Well, as you might tell September got right away from me. It's now October, the haunted month. The sassafras trees are winning the fall foliage award for most splendid and colorful transformation. The little creatures of nature are still busy. Last night, under threat of frost, I harvested several handfuls of the herbs we planted this spring: parsley, flat and curly, tarragon, lavender, dill, lemon balm, and chives. While cleaning this haul to get it ready for drying I found a black swallowtail caterpillar in the curly parsley. Tonight I meant to put it in a caterpillar condo, just a plastic tub with some holes cut out and covered with hardware fabric or screen so we can watch the creature eat and develop. Well, the damn thing has flown the coop! It left behind a few stripped parsley stems and a pile of green feces, but is otherwise MIA. And as I type this an enormous and bold o'possum is on the front porch eating from Ella's food dish. I keep trying to take a picture but it's not so bold it'll stick around for it's own mugshot. It's a terrifying, ancient creature. North America's only marsupial. I'm sad for the ugly thing, and a little afraid of its wildness. It's not a small bug I can handle but a mammal, muscular and cunning. It survives. Earlier I pushed at it with a broom because I was afraid it and the cat were going to get all Roadhouse on each other, and I could feel it's strength when it resisted me and scurried off the porch. It's a brute. But, you know, elegant and well made, too. A part of the world just as we are, descended from stars and a prehistoric imagination.
|A swallowtail caterpillar in a bunch of curly parsley.|
|A black and gold orb weaver. My son and I cruised the verge of the drainage ditch in front of our house one day and counted 12 of these beautiful creatures in an area just a few yards long.|
Here's a poem:
You’ll want to know if I believe
in miracles, ghosts, and horoscopes.
I’ll tell you this, I believe in the
seasons, the colorful passage of time.
Annually, wildflowers and wild creatures
appear to come back from the dead,
though they’ve only been resting
underground, or maybe underwater;
or some birds, like turkey vultures
and robins, have flown to sunlit lands
across the sea or the great plains.
Like the soul does, when it’s done
with its body, if you want to believe
in that.
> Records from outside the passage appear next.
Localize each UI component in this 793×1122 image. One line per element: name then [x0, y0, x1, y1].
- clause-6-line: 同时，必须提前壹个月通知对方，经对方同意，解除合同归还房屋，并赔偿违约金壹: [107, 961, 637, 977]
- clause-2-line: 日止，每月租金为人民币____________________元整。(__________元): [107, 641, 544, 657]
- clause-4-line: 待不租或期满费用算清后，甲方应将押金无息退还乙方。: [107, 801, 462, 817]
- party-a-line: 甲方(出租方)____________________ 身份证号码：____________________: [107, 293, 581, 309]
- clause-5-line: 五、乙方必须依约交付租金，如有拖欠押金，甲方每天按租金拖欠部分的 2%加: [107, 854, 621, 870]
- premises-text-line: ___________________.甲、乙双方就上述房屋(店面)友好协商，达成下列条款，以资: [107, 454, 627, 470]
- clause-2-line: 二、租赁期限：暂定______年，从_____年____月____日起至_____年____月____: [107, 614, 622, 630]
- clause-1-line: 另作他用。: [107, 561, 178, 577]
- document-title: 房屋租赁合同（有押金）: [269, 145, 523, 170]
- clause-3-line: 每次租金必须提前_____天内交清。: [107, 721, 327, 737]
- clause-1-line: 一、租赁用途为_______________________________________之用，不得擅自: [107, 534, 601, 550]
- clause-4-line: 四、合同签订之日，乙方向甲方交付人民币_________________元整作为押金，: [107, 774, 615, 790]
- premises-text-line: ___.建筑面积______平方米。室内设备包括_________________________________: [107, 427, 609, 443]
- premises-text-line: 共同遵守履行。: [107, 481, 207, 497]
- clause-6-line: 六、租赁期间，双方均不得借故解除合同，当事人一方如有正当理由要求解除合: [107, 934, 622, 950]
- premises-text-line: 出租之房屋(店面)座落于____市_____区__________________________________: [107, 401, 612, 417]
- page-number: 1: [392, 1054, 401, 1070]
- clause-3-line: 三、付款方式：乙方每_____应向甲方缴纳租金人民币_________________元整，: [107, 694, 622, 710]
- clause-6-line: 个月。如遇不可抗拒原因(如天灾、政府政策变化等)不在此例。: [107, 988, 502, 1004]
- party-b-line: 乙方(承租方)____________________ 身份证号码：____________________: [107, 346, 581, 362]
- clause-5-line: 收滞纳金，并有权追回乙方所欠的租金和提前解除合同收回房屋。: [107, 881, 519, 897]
My grandmother died, and
sure, I cried to see her go, but
the black eyed susan grows up
every year, crowding roadside grass
unmowed. She taught me the name
of those flowers and many others,
so couldn’t it be said she annually returns,
and nods her head at me as I drive to work
or home from some misadventure?
Listen, disregard the careless advice
of newspaper astrologists and television
ministers. I believe everything the Earth
provides is only semi-permanent, so
I put my faith in the seasons, and worship
periodically the snow and thunder storm,
cicadas emerging, maple trees dropping
their keys in lawns, turkey vultures soaring
over stone quarries and milkweed crowding
highway embankments. I don’t believe
in anything supernatural. Nature itself
provides daily and recurring miracles,
thank God for that, thank every wild God.